Мы далеки еще от этого идеала.
Весна 1956, ноябрь 1957
Статьи. Рецензии. Предисловия
Вассерманова реакция
В наш век… демократизма и техники понятия призвания и личного дара становятся вредными предрассудками. «Laisser faire, laisser passer» [38] проникает и в область художественного производства. В блаженные времена кустарно-цехового строя своеобразие человеческих способностей было еще той живою правдой, к голосу которой не только прислушивался сам производитель, но которым руководствовался и потребитель в своих запросах. К седой этой старине нужно отнести и такие ныне смысла лишившиеся выражения, как талант, feu sacré [39] и т. п.
Земельная собственность перестает быть сословною привилегией. Свободный выбор профессии еще ранее появляется на сцене вместе с мещанством: это его героическая роль.
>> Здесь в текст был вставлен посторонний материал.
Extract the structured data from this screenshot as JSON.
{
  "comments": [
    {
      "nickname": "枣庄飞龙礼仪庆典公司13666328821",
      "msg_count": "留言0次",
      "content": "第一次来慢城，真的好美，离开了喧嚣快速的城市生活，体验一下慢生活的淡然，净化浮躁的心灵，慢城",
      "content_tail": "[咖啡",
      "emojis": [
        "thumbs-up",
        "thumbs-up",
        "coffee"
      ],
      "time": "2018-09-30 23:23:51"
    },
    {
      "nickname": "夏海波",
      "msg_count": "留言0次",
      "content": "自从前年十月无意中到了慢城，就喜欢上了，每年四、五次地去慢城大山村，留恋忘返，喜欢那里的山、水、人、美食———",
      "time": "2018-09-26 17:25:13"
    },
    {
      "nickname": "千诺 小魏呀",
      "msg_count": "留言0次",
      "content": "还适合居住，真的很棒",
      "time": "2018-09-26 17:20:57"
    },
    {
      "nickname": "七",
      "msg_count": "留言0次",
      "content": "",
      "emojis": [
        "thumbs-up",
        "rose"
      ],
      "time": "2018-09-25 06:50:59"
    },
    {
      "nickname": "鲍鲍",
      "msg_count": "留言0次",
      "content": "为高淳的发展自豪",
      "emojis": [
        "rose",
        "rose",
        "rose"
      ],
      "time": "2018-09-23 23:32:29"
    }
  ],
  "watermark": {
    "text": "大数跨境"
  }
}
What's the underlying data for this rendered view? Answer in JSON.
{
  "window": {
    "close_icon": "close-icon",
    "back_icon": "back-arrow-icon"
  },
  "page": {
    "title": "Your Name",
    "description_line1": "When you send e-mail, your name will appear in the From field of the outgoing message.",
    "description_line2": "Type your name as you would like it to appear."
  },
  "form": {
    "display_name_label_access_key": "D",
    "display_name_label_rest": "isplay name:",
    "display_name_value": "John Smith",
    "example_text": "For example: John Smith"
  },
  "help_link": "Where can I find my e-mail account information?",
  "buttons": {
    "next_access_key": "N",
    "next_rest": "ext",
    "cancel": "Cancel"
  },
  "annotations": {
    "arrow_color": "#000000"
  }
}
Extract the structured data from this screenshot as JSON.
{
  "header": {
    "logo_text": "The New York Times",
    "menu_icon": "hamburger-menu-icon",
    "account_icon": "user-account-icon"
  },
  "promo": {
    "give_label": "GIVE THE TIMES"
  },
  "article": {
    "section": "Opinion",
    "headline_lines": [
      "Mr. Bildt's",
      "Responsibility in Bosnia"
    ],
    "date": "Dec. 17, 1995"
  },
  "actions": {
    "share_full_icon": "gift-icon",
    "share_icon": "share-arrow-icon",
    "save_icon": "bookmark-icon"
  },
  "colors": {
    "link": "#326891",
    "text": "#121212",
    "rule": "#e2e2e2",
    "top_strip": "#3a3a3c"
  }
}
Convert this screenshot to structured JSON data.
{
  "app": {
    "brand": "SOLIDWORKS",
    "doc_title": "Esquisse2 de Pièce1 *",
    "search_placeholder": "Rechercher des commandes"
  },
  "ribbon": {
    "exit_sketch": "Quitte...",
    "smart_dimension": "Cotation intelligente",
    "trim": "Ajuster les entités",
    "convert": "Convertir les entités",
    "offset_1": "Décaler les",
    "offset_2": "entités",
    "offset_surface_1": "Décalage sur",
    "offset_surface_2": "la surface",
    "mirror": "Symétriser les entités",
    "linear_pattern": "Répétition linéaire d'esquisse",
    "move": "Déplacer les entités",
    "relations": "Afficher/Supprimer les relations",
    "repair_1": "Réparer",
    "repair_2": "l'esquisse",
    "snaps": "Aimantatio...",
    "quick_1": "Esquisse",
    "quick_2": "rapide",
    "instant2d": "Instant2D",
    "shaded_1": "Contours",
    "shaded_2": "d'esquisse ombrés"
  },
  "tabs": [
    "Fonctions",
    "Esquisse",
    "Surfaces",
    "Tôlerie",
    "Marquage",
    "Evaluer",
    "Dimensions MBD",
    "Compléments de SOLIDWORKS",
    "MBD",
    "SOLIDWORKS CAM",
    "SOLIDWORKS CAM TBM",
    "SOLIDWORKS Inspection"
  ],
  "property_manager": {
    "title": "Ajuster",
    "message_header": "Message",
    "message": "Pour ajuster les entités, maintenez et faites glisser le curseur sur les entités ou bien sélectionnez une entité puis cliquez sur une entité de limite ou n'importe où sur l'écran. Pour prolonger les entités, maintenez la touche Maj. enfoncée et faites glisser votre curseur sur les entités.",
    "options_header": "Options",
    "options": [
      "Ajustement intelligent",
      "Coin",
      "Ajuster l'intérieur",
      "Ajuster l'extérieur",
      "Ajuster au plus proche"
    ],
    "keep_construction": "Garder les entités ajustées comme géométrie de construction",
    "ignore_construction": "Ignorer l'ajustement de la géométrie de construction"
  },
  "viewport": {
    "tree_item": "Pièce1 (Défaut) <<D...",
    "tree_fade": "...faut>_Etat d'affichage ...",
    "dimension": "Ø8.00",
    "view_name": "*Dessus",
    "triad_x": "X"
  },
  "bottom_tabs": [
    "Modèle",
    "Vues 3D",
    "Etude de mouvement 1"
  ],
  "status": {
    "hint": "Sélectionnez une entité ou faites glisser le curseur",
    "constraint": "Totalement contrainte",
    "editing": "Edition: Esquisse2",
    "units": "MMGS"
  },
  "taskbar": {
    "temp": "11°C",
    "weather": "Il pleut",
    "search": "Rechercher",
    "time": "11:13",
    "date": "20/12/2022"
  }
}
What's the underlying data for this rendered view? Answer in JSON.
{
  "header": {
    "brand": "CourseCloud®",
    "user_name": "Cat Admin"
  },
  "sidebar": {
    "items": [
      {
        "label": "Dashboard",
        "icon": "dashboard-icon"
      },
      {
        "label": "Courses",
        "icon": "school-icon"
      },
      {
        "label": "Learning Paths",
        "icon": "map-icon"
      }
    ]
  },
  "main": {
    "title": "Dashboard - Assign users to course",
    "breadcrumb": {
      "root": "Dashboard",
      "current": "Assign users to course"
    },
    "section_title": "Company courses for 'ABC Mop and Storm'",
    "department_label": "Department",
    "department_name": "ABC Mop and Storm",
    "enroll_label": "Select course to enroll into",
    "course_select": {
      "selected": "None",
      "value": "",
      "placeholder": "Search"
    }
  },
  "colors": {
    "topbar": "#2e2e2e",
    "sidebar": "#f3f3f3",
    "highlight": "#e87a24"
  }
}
Но если ремесло, некогда коренившись в лирике замысла, согретого интимнос тью лично взлелеянного приема, было художеству сродни; и такое между Меisterwerk’oм и Meistergesang’oм [40] колебавшееся ремесло погибло; то не естественно ли, что и самое творчество ожидала его особая эпоха Георгов?
Как и всегда, знак был подан с рынка. У читателя нет потребности в сношениях с деятелем Dei gratia, [41] как не занимает его и вопрос о том, задуман ли узор его сукна ланкастерским сукноделом или безымянно подкинут машиною. Демократизация спроса была с восторгом замечена из всяческих мансард и мезонинов, ныне кооперативных депо, с напрасно удержанною терминологиею, утратившей всякий смысл.
Те сомнения в личном избранничестве, которые доселе скрашивали ореолом мученичества любую историю дарования, были отброшены. И не потому, чтобы рассеяны были они внезапным блаженством во все степени посвящающего труда, но скорее именно по тому самому, что те сомнения нашли любопытное себе подтверждение. Негласный манифест потребляющей толпы о низложении гения и уничтожении последних геральдических отличий явился признанием духовного пролетариата в его правах на художнический труд.
Клиент-читатель стал господином нового вида промышленности. В такой обстановке бездарность стала единственно урочным родом дарования. Это избавило держателя от своеволия мастера-собственника.
Читатель неузнаваем сейчас. Он или без разбору принимает все, что выпускает к его услугам индустрия последних сроков, или же с тем же безразличием отвергает все рыночные новинки из слепого недоверия все к той же, на его взгляд, недостаточно испытанной дате. Дата и снова дата – вот что притягивает его или отталкивает.
Но нет читателя, который умел бы отличать поэта от самозванца, ибо нет читателя, который ждал и нуждался бы в поэте. Есть передовой и есть отсталый читатель, вот и все. Привычка – добрый гений последнего, непривычное – опиат первого.